Features | Concerts
múm
By Clayton Purdom | 30 October 2009
It was interesting to go to a ballroom decked out and filled for the express, exclusive purpose of listening to the Icelandic post-rockish band múm because not only do I not own a múm album but I have never listened to a single múm song. In point of fact, I don’t know anyone who has, and if they have it’s never once come up even in passing or appeared while scrolling through their iPod or anything. I went in armed with only a working knowledge of their career arc: a onetime RIYL Sigur Rós now thought to have grown into their own thing that isn’t necessarily great or awful but is decidedly very good and cherished by a certain community of people, not a single one of whom, as I mentioned before, have I ever run into once in my entire goddamn life.
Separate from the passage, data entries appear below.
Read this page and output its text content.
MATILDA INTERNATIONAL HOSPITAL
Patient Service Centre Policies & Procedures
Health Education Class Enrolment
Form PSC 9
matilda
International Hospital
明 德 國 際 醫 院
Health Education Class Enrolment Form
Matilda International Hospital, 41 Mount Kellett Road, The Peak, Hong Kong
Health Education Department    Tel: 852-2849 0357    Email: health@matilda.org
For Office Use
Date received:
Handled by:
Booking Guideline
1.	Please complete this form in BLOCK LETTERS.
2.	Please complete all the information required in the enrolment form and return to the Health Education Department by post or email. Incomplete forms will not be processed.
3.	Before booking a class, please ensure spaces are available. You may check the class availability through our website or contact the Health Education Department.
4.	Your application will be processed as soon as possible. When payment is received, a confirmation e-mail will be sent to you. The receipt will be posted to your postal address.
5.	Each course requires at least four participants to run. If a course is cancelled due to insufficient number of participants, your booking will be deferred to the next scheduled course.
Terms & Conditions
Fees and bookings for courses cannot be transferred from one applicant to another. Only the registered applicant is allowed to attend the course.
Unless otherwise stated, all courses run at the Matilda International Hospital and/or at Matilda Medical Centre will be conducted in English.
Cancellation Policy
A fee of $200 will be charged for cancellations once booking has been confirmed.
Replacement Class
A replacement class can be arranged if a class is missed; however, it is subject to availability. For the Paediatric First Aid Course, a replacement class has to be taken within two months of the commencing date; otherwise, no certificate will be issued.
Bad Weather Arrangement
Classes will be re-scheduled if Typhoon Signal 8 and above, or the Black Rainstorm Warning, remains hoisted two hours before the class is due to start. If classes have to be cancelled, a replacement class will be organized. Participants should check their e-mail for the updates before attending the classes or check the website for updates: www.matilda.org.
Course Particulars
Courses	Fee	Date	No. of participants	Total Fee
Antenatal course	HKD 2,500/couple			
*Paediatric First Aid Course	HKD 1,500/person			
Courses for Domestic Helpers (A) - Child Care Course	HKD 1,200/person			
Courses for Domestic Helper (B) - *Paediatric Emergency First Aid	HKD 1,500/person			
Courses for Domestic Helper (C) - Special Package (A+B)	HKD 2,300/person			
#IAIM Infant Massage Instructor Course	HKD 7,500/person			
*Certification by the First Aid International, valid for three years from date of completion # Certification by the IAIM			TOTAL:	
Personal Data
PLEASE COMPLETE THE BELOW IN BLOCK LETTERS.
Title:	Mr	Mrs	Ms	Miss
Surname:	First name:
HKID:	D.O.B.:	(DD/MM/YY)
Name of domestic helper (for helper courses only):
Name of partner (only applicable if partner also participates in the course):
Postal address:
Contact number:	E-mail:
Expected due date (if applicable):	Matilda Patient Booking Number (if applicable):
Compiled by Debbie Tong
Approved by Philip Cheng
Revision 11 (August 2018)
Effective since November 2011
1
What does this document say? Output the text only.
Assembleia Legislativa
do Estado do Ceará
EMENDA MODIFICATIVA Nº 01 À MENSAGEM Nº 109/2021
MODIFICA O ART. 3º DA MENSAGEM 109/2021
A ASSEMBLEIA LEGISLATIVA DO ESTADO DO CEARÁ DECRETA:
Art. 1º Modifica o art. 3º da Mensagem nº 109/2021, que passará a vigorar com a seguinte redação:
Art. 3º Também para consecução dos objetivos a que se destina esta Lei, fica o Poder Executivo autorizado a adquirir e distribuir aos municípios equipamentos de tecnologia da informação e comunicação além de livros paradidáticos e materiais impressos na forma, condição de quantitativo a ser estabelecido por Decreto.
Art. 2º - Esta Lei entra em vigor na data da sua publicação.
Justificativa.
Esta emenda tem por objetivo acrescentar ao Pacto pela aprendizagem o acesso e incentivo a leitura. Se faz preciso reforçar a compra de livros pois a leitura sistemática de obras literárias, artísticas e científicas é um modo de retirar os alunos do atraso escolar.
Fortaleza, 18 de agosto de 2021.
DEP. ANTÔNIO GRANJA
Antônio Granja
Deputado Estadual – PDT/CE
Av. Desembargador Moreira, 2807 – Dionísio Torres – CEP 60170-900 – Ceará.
So: I went to a múm concert. Why the fuck not! This was mostly as a guest of opener Sin Fang Bous’ publicist (there’s your disclosure, FTC, and here’s my balls), and despite this potentially complicating relationship I hope my recommendation thereof holds water: Sin Fang Bous murdered. Frontman Sindri Mar Sigfusson exudes an easy sort of fuck-you charisma that belies the big romantic swoosh of his songwriting, and what sounds on record like a sort of cleaner Sung Tongs (2004) sense of group hoopla on stage emerges as just one man singing into three mics, heavily lidded, polite, kinda perfectly. His band seems content to find new ways to fuck with arrangements of otherwise perfectly wistful folkish songs, lending an air of almost psychedelic unpredictability to an otherwise straightforward songwriting sense (strong melodies, etc). He lassoed and summarily hog-tied the audience’s attention and walked offstage with a wave.
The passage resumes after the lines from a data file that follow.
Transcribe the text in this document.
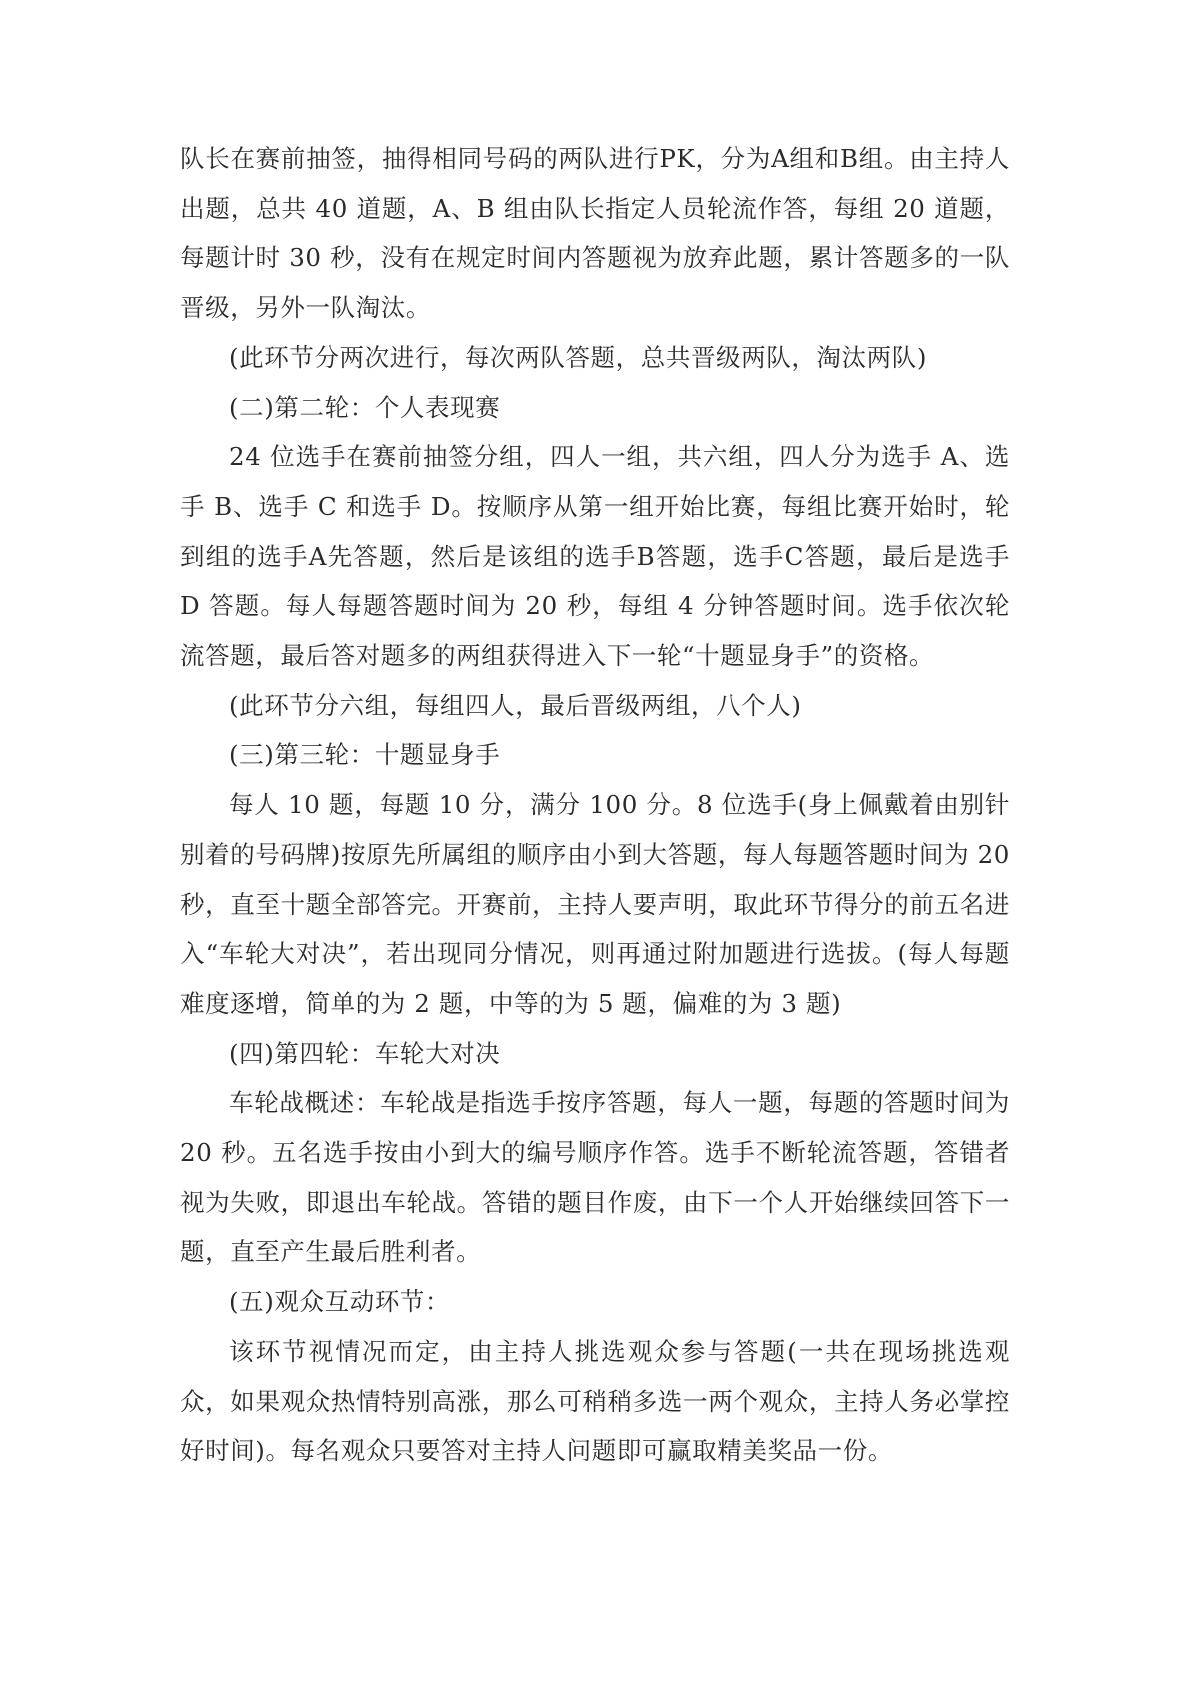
队长在赛前抽签，抽得相同号码的两队进行PK，分为A组和B组。由主持人出题，总共 40 道题，A、B 组由队长指定人员轮流作答，每组 20 道题，每题计时 30 秒，没有在规定时间内答题视为放弃此题，累计答题多的一队晋级，另外一队淘汰。

(此环节分两次进行，每次两队答题，总共晋级两队，淘汰两队)

(二)第二轮：个人表现赛

24 位选手在赛前抽签分组，四人一组，共六组，四人分为选手 A、选手 B、选手 C 和选手 D。按顺序从第一组开始比赛，每组比赛开始时，轮到组的选手A先答题，然后是该组的选手B答题，选手C答题，最后是选手 D 答题。每人每题答题时间为 20 秒，每组 4 分钟答题时间。选手依次轮流答题，最后答对题多的两组获得进入下一轮“十题显身手”的资格。

(此环节分六组，每组四人，最后晋级两组，八个人)

(三)第三轮：十题显身手

每人 10 题，每题 10 分，满分 100 分。8 位选手(身上佩戴着由别针别着的号码牌)按原先所属组的顺序由小到大答题，每人每题答题时间为 20 秒，直至十题全部答完。开赛前，主持人要声明，取此环节得分的前五名进入“车轮大对决”，若出现同分情况，则再通过附加题进行选拔。(每人每题难度逐增，简单的为 2 题，中等的为 5 题，偏难的为 3 题)

(四)第四轮：车轮大对决

车轮战概述：车轮战是指选手按序答题，每人一题，每题的答题时间为 20 秒。五名选手按由小到大的编号顺序作答。选手不断轮流答题，答错者视为失败，即退出车轮战。答错的题目作废，由下一个人开始继续回答下一题，直至产生最后胜利者。

(五)观众互动环节：

该环节视情况而定，由主持人挑选观众参与答题(一共在现场挑选观众，如果观众热情特别高涨，那么可稍稍多选一两个观众，主持人务必掌控好时间)。每名观众只要答对主持人问题即可赢取精美奖品一份。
And so: there I was at a múm concert! I felt sort of like that Onion headline “Area Grandmother tries Indian food,” like, “Welp, I never in a million years thought I’d—but oh well, I’m game for anything.” My end result, like, one suspects, Area Grandmother’s, was whooshing purple diarrhea. But a note, first, on múm fans: these are friendly people. Some of them would smile at me when they made eye contact, and making eye contact is something lots of them did, for no apparent reason. On display was an encyclopedia of Weird Indie Accessories: scarves, my god, the scarves, but also berets, long coats, weird boots, funny little dockworker hats, even a Samoan guy, but all trumped, eventually, by one daring couple that brought a fucking projector carousel filled with science slides and sat observing them cross-legged on the floor. They did not appear to be on any drugs, including like weed. I was having fun!
múm hit the stage with the force of a thousand cupcakes, one clad in a Legend of Zelda tunic, another in a picnic blanket, another in a sparkly sweater. There were like seven of them or maybe a dozen, and for awhile, drum-propelled, the combination of unabashed theatricality and big instrument grandeur got us winedrunk, swaying in place. I do not know the names of any of the songs and will not look into it, but a good múm song can be pretty fucking great (as these kittenish fans knew!), easing a stark, classicist melody into something thunderous, deeply felt and known—big soundtrack music, for big movie moments, for us in the gold lamp-lit room. This was turning out okay. Indians call their bread naan?!
But shit got goofy, slowly loosening bowels: feet were stamped gradually, funny instruments were introduced, arms were held in the air. This was all fine enough, but burbles were happening in my stomach. If I had to pinpoint the exact watershed moment of goofiness, the shark-jumping as it were, it’s when the band ditched the post-rock anthemic stuff of the first few songs and sang a song called “If I Were a Fish,” about actually being a fish hypothetically but not metaphorically—my roommate bailed immediately upon its completion, perhaps wisely. From there, instruments started getting introduced with flourishes—alarm clocks, my heavens, and kazoos!—and they mock-marched, and then they did what I think should be universally acknowledged as the least cool thing any band on the planet can do, which is to have someone come out and hold up cue cards with lyrics on them, especially if those lyrics are about how much múm the band loves you the audience. Other bands: don’t ever do that. múm: please stop. The audience may’ve liked it but God hated that shit.
Sin Fang Bous, in short, made the audience’s earnestness seem like the correct way to live, politely and sincerely, and múm turned it into an earnestness carnival full of earnestness clowns and earnestness ring-tosses—Ernest goes to Iceland—and this was a gradually awful fucking thing to witness. We decided on the way home that múm are like a cross between the Dave Matthews Band and a marshmallow: as many instruments as the Dave Matthews Band, and as much fun to see live as a marshmallow. Sated and sager from my experience into the twee post-rock unknown, I kicked my shoes off by my bed, unbuttoned my pants, and scurried in little socks to the bathroom, where I promptly blew purple ass all over the back of the toilet bowl. I had made these turkey meatballs for dinner that just settled wrong, somehow.